How to fight 21st century financial crime with 19th century tools

A US House of Representatives committee is investigating whether federal securities regulators are using last century's tools to review corporations' books. House Oversight Committee Chairman Darrell Issa penned a stiff missive to Securities and Exchange Commission Chair Mary Jo White asking for an explanation of why the regulator has been so slow to embrace the use of eXtensible Business Reporting Language, or XBRL.

White has been wanting more funds to hire additional staff but apparently is less interested in moving to XBRL. Issa pointed out that interactive data in financial reporting offers the opportunity for increased speed, accuracy and usability through automation. While the SEC's is aware of interactive data's potential, it is surprising that it has not yet integrated interactive data into its internal review processes to improve efficiency or reduce costs, Issa wrote.
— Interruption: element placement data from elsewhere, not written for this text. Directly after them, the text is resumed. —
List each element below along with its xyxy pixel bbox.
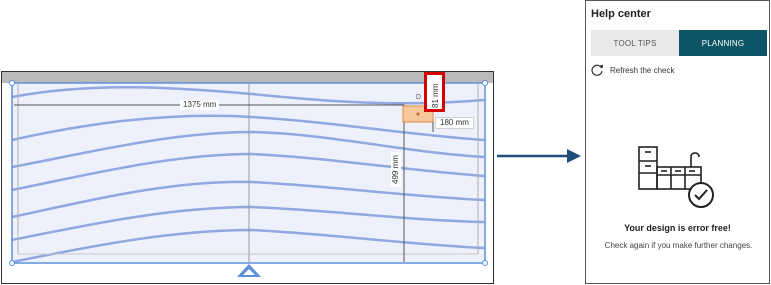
refresh-check-button[interactable]: Refresh the check [590, 63, 674, 77]
floor-plan-drawing [9, 80, 488, 277]
marker-letter: D [416, 94, 422, 101]
planner-canvas[interactable]: 1375 mm D 180 mm 499 mm 81 mm [1, 71, 494, 284]
tab-tool-tips[interactable]: TOOL TIPS [591, 30, 679, 56]
status-title: Your design is error free! [624, 223, 731, 233]
refresh-check-label: Refresh the check [610, 65, 675, 75]
kitchen-check-icon [638, 146, 714, 208]
status-description: Check again if you make further changes. [604, 241, 753, 250]
highlighted-dimension-label: 81 mm [431, 83, 440, 108]
depth-dimension-label[interactable]: 180 mm [435, 117, 474, 129]
refresh-icon [591, 64, 603, 76]
highlighted-dimension-box[interactable]: 81 mm [424, 72, 445, 112]
help-center-tabs: TOOL TIPS PLANNING [591, 30, 767, 56]
help-center-panel: Help center TOOL TIPS PLANNING Refresh t… [585, 0, 770, 284]
move-handle-icon [237, 264, 261, 277]
help-center-title: Help center [591, 8, 651, 20]
height-dimension-label: 499 mm [391, 152, 401, 187]
tab-planning[interactable]: PLANNING [679, 30, 767, 56]
width-dimension-label: 1375 mm [180, 100, 220, 110]
right-arrow-icon [497, 149, 581, 163]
Instead the regulator was relying on "printouts, pencils and calculators".

In 2008, the SEC adopted a rule mandating companies and mutual funds submit XBRL versions of their financial statements in addition to routine text format. The open-standard software labels financial statements with computer-readable tags that can be read like barcodes to help investors more easily find and compare information about companies.

But a Republican committee aide said former SEC staffers told the panel that the commission fails to utilize the information it gets and instead resorts to pencils and calculators.